A série foi produzida pela HBO Latin America Originals, em parceria com a produtora RT Features. El Hipnotizador representa uma nova etapa dentro do processo de constituição de um mercado regional em um ambiente de convergência, e para isso utiliza recursos de narrativas complexas, referências da cinematografia contemporânea, unindo características de séries investigativas, thrillers de suspense e fantásticas para criar uma obra híbrida, nos moldes pensados por Canclini.

Foto: Luiza Lusvarghi para a Revista O Grito!.

Foto: Luiza Lusvarghi para a Revista O Grito!.

O ambiente interativo da série O Hipnotizador fica no segundo andar do novo Shopping Cidade de São Paulo, recém-inaugurado. A equipe que recepciona os visitantes é muito simpática, e logo à entrada, em que se vê projetada uma imagem do episódio com Chico Diaz, o vilão Darek da série, a recepcionista explica que vamos conhecer parte dos cenários da nova série.
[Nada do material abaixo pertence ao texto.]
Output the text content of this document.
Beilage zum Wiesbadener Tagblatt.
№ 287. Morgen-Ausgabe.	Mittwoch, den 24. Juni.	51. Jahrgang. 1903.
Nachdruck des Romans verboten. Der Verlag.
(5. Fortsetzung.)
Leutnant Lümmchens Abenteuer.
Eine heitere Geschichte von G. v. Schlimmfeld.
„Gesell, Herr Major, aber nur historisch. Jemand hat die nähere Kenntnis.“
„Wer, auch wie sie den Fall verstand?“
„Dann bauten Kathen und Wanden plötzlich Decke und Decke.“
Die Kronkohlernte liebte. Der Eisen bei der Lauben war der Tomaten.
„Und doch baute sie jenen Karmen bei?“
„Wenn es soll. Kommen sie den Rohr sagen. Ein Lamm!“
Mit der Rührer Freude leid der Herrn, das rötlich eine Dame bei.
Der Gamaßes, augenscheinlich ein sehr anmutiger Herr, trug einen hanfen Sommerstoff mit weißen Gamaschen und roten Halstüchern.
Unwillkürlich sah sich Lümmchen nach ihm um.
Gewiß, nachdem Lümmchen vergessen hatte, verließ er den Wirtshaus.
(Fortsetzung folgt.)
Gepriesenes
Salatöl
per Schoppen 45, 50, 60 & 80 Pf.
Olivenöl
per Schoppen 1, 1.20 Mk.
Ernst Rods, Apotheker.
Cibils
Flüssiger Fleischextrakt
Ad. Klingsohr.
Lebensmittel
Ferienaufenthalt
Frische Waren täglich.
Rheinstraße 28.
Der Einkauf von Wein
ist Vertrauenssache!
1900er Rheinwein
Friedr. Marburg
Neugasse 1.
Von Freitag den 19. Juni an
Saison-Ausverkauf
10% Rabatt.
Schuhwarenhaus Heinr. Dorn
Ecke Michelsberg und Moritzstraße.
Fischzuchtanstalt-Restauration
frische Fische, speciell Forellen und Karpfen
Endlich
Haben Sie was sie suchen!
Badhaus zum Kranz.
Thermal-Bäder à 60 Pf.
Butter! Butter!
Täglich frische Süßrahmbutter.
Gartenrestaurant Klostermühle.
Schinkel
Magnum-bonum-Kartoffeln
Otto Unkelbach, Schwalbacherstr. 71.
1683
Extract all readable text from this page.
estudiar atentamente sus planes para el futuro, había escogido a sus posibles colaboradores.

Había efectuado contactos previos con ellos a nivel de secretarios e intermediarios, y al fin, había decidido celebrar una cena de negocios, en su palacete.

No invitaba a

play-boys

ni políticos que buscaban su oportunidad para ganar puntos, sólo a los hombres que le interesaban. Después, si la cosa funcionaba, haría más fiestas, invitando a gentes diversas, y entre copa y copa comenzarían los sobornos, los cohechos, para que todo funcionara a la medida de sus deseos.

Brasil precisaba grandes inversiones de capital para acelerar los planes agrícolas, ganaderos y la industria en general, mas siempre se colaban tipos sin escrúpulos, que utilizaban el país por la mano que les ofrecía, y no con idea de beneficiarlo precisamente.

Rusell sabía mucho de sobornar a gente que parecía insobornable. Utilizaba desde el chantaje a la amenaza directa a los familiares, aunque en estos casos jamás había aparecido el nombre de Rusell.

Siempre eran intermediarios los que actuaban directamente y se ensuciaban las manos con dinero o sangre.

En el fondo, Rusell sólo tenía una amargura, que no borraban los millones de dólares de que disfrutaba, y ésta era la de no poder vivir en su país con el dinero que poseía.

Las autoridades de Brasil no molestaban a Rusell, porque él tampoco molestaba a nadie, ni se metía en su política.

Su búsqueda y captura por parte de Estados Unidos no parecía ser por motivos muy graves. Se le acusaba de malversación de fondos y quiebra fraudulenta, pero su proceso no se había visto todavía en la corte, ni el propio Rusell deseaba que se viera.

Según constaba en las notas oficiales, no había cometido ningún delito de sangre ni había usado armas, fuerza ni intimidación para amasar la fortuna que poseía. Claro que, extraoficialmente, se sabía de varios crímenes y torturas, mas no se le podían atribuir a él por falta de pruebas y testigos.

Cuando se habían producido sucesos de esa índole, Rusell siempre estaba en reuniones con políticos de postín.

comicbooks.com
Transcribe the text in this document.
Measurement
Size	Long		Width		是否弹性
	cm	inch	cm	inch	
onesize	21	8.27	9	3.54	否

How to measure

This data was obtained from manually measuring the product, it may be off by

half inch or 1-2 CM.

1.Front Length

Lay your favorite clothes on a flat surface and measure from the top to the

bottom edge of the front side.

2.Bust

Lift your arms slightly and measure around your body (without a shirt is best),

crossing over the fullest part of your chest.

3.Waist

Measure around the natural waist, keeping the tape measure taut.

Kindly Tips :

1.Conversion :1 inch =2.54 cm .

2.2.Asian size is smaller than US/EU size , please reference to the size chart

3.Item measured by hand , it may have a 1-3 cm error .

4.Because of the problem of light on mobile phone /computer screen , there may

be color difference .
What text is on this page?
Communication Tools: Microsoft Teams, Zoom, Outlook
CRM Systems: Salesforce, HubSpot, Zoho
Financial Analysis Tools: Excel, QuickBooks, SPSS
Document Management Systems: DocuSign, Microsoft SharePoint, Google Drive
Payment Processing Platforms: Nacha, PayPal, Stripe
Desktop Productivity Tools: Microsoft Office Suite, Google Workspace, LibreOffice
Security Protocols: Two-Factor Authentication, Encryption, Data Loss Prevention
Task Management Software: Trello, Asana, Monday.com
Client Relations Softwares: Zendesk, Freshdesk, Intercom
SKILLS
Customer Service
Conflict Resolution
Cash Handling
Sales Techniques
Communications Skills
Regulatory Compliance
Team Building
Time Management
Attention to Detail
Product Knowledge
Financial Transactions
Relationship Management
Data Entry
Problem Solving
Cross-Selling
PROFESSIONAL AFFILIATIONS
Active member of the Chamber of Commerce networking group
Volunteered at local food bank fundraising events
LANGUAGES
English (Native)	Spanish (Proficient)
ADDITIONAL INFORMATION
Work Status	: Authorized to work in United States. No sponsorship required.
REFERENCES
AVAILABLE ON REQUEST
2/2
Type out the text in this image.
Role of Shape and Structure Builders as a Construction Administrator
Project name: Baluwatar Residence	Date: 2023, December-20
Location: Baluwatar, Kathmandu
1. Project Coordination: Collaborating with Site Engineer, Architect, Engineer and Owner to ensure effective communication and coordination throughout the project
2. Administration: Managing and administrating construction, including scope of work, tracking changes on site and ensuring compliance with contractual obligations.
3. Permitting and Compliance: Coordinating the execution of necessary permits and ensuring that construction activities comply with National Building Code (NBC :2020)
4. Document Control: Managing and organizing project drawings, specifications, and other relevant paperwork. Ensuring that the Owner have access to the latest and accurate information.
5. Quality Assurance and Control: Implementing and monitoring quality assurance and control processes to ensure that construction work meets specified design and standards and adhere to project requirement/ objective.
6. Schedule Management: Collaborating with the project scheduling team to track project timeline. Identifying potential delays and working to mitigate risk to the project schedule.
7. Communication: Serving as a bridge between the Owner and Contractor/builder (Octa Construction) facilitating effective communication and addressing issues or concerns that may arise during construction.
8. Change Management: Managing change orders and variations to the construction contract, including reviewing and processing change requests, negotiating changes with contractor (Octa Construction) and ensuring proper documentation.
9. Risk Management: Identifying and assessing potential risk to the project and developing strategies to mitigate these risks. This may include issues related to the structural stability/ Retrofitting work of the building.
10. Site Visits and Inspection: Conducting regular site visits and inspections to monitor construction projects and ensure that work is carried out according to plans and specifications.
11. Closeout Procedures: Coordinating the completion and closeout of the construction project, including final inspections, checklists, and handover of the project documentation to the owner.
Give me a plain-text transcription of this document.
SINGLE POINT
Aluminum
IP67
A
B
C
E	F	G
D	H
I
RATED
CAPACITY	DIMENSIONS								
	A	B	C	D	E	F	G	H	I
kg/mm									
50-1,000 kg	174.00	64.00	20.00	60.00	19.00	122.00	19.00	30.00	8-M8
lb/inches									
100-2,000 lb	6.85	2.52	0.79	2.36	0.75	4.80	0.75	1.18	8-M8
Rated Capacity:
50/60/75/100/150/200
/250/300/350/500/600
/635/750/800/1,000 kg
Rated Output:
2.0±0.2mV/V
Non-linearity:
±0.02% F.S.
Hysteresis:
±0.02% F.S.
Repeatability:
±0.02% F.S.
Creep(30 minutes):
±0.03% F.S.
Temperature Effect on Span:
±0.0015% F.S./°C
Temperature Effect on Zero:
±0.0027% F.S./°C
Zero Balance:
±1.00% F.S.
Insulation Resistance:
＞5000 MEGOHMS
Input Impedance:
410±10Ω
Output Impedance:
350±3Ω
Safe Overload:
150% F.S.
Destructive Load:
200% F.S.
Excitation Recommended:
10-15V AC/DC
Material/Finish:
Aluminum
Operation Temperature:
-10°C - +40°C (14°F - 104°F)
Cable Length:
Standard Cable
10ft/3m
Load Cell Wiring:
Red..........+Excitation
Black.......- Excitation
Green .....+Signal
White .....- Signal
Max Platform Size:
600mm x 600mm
O segundo ambiente é a sala de Arenas, o personagem enigmático de Leonardo Sbaraglia que protagoniza a série, em que os móveis se encontram colocados no teto, como se estivéssemos flutuando. A sala seguinte, a dos espelhos, dá inicialmente a sensação de que vamos saltar para o vazio, de uma grande altura. Depois, o visitante é convidado a tirar uma foto em que vai aparecer levitando, com fundo falso.

Às fotografias se sucede um ambiente que lembra a exposição da obra de Kubrick, em que cada porta revela uma interface da obra – a camareira Anita (Bianca Comparato), imagens do primeiro episódio em que uma voluntária da plateia, que tem pesadelos com um homem-pássaro, se vê criança caminhando pela floresta enevoada. Após esses ambientes, quem quiser pode participar do game, que consiste em ser trancado em uma sala com algumas pistas de como encontrar a saída.

Se após 10 minutos a pessoa não consegue desvendar o mistério, é liberada e pode seguir para a última instalação, uma réplica do teatro Rex, onde Arenas é atração, ao lado de dançarinas, videntes, e onde se passa boa parte da história. São exibidos vídeos com o making off da série, e as pessoas podem ser servir de café e lanche.